Un coup de bâton dans les côtes vient réveiller Laura qui, sous le coup de la surprise, tousse et gémit. Thomas, alerté par la détresse de son amie, les yeux et les idées encore embrumés, tend sa main en direction de la menace et envoie valser l’arme du crime. Exaspéré d’avoir raté sa cible, il grommelle et se redresse. L’agitation finit de ranimer leurs compagnons de route qui se redressent, méfiants, prêts à employer leurs pouvoirs.

Face à eux, se tiennent les deux marchands, ébahis par ce qu’ils découvrent tout juste. Leur stupéfaction les empêche de comprendre ce qu’il se passe et devant leur air ahuri, les Sept se détendent peu à peu.

- Qui êtes-vous ? se met à beugler le plus rondouillard des deux. C’était quoi ça ? De la magie noire ? Qu’est-ce que vous foutez dans notre cariole ? Ah les grands dieux m’en soient témoins, vous allez me répondre mes gaillards !

En disant ces mots, il fait quelques pas en arrière et son visage se retrouve baigné dans la lumière lunaire. En le reconnaissant, les sept voyageurs esquissent un sourire et un petit rire s’échappe des lèvres de Mathieu qui vient s’asseoir sur le bord de la charrette.

- Tout va bien l’ami, nous ne sommes pas méchants, nous ne vous voulons aucun mal, le rassure Thomas en sautant à terre avec souplesse.

- Vous vous souvenez de nous ? lui demande Aurore. Nous nous sommes rencontrés hier soir à l’auberge.

Son visage devient blême sous la lumière déjà blafarde. Le pauvre homme recule, terrorisé, trébuche et ses grosses fesses viennent s’écraser au sol. Il se relève tant bien que mal, en crachant des jurons incompréhensibles.

Après quelques minutes et un interrogatoire bien en règle durant lequel ils se gardent bien de révéler leur véritable identité, les deux marchands acceptent de partager leur repas avec les nouveaux venus. Laura profite de ce moment d’apaisement pour demander aux deux hommes s’ils ont de quoi soigner leur ami blessé, toujours inconscient dans la charrette. Le seul remède qu’ils connaissent face à ce mal, face à tous les maux que leur apporte le monde actuel, est la prière. On raconte qu’autrefois les dieux régnaient sur l’Inckya. Des dieux bons et cléments qui exauçaient les vœux les plus pieux qui parvenaient jusqu’à eux. Malheureusement les mortels avaient froissé ces dieux qui étaient devenus sourds à toutes leurs prières. Malgré tout ils n’avaient d’autre espoir qu’un jour, leur voix parvienne à un dieu bienveillant qui ne les aurait pas totalement abandonnés et qui serait encore capable de voir la beauté et la bonté en ce bas monde. Depuis la Grande Guerre, aucun miracle ne s’était produit, aucune prière n’avait été entendue, aucun vœu n’avait été exaucé…

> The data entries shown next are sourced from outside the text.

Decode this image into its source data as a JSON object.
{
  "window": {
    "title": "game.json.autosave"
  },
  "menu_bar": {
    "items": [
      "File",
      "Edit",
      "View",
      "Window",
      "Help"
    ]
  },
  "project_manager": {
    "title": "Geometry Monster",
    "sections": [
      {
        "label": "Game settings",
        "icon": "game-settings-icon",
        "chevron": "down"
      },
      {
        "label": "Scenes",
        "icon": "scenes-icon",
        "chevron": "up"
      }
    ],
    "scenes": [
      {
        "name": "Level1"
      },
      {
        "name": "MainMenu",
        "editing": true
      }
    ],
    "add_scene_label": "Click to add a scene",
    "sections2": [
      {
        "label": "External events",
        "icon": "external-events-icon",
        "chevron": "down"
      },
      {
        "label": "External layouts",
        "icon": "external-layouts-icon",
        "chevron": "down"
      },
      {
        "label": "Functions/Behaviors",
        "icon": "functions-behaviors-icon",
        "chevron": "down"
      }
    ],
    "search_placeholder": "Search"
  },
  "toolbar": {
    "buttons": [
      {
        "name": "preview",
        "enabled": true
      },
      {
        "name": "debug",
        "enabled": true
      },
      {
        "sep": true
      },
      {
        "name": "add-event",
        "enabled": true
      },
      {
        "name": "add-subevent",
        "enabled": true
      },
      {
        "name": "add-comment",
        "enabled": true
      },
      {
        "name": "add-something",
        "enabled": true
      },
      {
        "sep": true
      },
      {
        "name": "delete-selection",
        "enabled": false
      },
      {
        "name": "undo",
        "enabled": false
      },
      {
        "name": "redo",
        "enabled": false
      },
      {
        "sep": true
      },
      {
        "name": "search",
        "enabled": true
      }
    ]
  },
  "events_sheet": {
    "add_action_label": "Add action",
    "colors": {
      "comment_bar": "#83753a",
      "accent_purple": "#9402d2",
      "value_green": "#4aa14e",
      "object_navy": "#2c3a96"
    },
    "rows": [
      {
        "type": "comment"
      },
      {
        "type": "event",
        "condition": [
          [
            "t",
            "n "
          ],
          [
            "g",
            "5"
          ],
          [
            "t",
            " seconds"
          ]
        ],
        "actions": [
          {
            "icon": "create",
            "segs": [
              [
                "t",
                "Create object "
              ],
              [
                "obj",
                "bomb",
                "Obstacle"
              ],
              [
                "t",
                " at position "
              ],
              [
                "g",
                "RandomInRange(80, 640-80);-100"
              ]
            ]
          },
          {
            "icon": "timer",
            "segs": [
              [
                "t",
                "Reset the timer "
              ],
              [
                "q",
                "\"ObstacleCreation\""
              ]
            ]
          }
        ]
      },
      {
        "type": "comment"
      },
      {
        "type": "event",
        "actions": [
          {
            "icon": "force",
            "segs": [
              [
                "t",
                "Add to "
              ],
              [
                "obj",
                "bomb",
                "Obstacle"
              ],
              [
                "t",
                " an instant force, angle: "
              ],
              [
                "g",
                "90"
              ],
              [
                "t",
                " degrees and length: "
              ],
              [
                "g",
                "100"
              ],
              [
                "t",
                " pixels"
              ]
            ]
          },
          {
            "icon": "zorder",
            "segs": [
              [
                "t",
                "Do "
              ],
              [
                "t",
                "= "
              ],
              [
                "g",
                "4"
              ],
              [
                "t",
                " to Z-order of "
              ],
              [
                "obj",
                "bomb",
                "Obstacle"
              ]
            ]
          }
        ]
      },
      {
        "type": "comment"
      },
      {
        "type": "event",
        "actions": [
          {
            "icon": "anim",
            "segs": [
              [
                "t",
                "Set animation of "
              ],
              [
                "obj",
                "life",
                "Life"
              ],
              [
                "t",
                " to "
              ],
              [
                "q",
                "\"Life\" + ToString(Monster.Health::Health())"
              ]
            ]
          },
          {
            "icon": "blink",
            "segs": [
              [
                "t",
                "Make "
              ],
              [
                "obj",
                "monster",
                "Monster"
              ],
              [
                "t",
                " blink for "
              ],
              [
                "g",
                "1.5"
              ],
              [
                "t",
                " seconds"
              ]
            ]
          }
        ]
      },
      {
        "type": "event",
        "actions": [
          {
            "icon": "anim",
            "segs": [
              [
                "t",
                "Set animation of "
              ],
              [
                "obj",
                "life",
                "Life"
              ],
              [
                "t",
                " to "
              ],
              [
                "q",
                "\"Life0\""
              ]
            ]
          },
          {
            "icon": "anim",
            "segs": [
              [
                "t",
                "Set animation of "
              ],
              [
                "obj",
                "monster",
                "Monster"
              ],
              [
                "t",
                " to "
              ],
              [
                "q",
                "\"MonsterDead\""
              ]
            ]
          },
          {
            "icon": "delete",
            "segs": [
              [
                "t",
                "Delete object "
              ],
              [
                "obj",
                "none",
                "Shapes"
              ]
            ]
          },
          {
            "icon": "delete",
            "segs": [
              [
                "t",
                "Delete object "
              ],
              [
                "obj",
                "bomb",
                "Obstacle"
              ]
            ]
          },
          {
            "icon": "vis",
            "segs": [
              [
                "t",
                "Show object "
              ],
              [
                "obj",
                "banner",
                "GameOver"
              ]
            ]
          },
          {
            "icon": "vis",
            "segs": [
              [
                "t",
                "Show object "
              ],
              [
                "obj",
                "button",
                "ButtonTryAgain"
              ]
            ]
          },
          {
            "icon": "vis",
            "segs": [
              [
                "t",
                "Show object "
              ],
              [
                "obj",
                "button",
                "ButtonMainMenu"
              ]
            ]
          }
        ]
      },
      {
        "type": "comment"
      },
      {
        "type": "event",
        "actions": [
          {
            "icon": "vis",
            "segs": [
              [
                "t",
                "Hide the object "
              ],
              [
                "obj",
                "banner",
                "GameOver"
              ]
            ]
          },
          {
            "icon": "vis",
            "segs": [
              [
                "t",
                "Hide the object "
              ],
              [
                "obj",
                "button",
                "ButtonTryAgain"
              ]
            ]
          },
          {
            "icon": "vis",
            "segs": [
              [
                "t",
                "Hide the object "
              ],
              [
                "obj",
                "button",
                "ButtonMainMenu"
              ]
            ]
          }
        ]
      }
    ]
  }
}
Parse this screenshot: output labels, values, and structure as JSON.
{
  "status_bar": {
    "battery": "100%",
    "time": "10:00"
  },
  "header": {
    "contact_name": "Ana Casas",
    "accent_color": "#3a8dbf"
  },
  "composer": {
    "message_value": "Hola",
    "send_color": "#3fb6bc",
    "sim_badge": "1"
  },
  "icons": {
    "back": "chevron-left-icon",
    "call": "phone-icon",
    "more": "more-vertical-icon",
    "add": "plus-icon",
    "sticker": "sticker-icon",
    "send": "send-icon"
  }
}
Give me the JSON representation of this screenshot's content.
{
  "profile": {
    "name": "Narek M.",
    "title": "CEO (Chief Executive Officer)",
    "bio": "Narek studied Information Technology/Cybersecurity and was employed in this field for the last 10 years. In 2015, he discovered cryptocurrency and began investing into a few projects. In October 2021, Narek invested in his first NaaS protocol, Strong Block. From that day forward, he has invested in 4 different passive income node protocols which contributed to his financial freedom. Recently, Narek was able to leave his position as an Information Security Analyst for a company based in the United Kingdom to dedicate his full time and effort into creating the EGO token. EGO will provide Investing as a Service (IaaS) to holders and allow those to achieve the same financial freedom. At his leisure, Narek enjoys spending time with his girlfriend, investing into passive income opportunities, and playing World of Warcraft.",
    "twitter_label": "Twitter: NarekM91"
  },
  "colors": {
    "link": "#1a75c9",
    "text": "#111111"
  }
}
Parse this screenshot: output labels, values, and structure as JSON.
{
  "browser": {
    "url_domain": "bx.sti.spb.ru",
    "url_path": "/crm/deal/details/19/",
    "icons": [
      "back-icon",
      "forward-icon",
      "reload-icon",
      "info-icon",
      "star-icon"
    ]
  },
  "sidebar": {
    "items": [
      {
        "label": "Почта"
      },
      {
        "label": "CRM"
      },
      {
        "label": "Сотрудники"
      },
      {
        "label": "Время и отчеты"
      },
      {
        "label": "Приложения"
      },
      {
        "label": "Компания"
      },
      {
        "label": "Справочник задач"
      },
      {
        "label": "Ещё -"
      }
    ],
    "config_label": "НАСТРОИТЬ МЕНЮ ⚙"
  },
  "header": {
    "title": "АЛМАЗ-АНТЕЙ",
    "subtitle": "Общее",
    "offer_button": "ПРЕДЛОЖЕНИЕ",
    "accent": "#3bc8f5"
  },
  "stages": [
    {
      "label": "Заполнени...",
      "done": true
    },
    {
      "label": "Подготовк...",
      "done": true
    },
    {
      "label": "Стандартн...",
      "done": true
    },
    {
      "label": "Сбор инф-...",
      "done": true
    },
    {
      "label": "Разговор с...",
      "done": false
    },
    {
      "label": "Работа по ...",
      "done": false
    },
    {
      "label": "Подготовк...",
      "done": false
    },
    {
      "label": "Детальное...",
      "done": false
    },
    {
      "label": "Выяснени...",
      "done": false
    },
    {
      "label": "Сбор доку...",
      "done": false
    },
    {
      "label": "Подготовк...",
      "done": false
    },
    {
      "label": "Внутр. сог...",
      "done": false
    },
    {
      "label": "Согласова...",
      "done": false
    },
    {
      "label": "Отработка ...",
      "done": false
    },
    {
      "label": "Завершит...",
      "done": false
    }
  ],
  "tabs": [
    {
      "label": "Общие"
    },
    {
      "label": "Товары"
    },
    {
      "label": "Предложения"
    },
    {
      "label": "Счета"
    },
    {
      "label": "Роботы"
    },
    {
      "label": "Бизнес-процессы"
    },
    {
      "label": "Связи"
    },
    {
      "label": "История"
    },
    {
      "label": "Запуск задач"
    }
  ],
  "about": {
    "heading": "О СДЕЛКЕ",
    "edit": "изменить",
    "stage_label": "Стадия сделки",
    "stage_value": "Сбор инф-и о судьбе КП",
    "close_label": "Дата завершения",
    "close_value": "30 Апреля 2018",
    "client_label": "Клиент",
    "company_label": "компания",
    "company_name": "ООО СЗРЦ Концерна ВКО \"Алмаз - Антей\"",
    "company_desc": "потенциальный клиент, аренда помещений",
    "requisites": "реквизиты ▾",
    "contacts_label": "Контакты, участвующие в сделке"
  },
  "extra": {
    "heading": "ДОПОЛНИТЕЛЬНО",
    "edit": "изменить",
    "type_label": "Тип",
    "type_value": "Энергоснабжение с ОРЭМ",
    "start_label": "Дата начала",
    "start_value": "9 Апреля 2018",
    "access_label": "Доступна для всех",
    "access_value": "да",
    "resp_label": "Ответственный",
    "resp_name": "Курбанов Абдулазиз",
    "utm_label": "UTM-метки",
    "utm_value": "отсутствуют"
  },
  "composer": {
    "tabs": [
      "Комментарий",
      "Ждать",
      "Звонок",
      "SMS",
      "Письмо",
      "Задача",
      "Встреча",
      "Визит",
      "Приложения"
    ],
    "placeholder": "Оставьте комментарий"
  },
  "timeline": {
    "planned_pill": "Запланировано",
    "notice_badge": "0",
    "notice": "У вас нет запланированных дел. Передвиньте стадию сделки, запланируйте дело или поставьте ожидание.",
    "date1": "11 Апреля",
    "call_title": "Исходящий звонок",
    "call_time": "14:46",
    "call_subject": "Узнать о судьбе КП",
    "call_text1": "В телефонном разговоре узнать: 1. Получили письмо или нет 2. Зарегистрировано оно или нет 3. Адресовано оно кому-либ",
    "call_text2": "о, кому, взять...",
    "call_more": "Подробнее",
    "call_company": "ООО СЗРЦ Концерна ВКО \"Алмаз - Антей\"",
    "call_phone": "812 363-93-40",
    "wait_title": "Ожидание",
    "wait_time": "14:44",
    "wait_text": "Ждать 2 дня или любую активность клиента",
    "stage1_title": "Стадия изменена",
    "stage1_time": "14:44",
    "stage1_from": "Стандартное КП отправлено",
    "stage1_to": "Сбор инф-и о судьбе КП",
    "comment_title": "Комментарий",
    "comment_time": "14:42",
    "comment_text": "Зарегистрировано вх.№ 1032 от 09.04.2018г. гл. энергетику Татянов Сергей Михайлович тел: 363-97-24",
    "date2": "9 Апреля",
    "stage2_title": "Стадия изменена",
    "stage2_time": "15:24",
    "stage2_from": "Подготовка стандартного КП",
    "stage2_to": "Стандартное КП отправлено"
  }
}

- Eh bien il semblerait que ce soit votre jour de chance, leur chuchote Laura avec un sourire énigmatique.

Elle se glisse gracieusement dans le chariot, aux côtés du marchand inconscient. A l’abris des regards, elle s’installe sur les tissus, place la tête du pauvre homme sur ses genoux, ferme les yeux, et commence à chantonner une mélodie qui s’envole de son cœur et s’enfui vers les étoiles en laissant dans son sillage un air de paix et de sérénité. Une aura rouge et noire se dessine autour de ses mains, danse au son des notes mélancoliques, et court sur le visage du blessé avant de disparaître sous ses vêtements tandis qu’elle caresse distraitement les boucles de ses cheveux.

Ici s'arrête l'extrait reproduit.